Kevin Taft, former leader of Alberta’s Liberal Party and the author of Oil’s Deep State, believes so. He’s documented the power the oil industry has on both the Alberta and federal governments.

“Part of the strategy for the industry is to focus on public institutions and turn those institutions into instruments of the industry,” Taft said.

He notes that even parties that were more critical of the energy sector, such as the NDP, fall prey to its power.

“It was really clear to me when I was in the legislature that the New Democrats were determined to hold the oil industry to account,” said Taft. “They called consistently for higher royalties, for better environmental standards and for more upgrading of the raw material in Alberta before it was shipped abroad.

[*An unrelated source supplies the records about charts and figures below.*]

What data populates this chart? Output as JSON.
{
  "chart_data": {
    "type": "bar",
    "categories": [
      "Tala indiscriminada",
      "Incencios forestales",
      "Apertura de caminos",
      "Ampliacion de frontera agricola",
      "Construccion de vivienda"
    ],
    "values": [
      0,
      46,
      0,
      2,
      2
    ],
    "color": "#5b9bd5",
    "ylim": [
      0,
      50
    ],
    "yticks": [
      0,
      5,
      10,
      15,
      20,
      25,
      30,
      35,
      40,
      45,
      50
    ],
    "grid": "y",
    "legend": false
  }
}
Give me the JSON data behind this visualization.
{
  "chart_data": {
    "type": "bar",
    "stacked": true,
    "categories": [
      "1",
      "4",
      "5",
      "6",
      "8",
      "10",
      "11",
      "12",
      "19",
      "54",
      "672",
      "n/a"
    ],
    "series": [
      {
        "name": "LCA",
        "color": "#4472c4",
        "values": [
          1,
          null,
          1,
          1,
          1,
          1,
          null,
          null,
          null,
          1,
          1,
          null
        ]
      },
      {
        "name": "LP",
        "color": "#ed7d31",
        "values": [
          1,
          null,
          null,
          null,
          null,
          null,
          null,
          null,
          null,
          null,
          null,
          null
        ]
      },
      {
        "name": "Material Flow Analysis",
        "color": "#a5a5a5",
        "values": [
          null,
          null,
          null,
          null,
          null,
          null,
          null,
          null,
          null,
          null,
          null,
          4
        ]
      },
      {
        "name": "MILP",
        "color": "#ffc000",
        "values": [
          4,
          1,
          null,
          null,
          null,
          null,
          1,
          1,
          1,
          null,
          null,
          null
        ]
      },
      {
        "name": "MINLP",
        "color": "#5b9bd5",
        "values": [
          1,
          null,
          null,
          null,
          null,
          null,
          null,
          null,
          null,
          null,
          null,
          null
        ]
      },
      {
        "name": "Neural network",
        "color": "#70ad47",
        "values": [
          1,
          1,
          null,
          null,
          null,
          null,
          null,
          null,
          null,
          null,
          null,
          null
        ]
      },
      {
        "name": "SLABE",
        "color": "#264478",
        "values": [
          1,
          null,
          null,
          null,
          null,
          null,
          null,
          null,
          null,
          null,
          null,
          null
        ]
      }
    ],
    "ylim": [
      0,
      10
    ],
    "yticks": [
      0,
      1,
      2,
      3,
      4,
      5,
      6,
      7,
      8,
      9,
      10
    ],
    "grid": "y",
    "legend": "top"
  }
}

“So I was really startled the night of the (2015) election victory for Rachel Notley when she immediately began making speeches about her friends in the oil industry and how she wanted a message to go out to the oil industry that everything was going to be OK, we were going to collaborate with them.”

Taft says the election of Stephen Harper in 2006 saw the oil industry gain its closest ally in the highest office in the land.

“Harper was closely tied and remains closely tied to Big Oil,” said Taft. “He would make no bones about it… How that played out over the years that he served as prime minister is that the portion of the federal civil service that has anything to do with the oil industry was brought closer and closer to the industry.”

After Justin Trudeau’s election in 2015, the new prime minister has also worked to allay the fears of the oil industry, in particular when he purchased the Kinder Morgan Trans Mountain pipeline last year.

“The purchase of the Trans Mountain pipeline was just a sign to me of the raw flexing of the oil industry’s muscle,” Taft told IDEAS.

“The industry really really wants this pipeline. It wasn’t prepared to finance it itself, and yet it was able to put enough pressure to get the federal government to buy it for them.”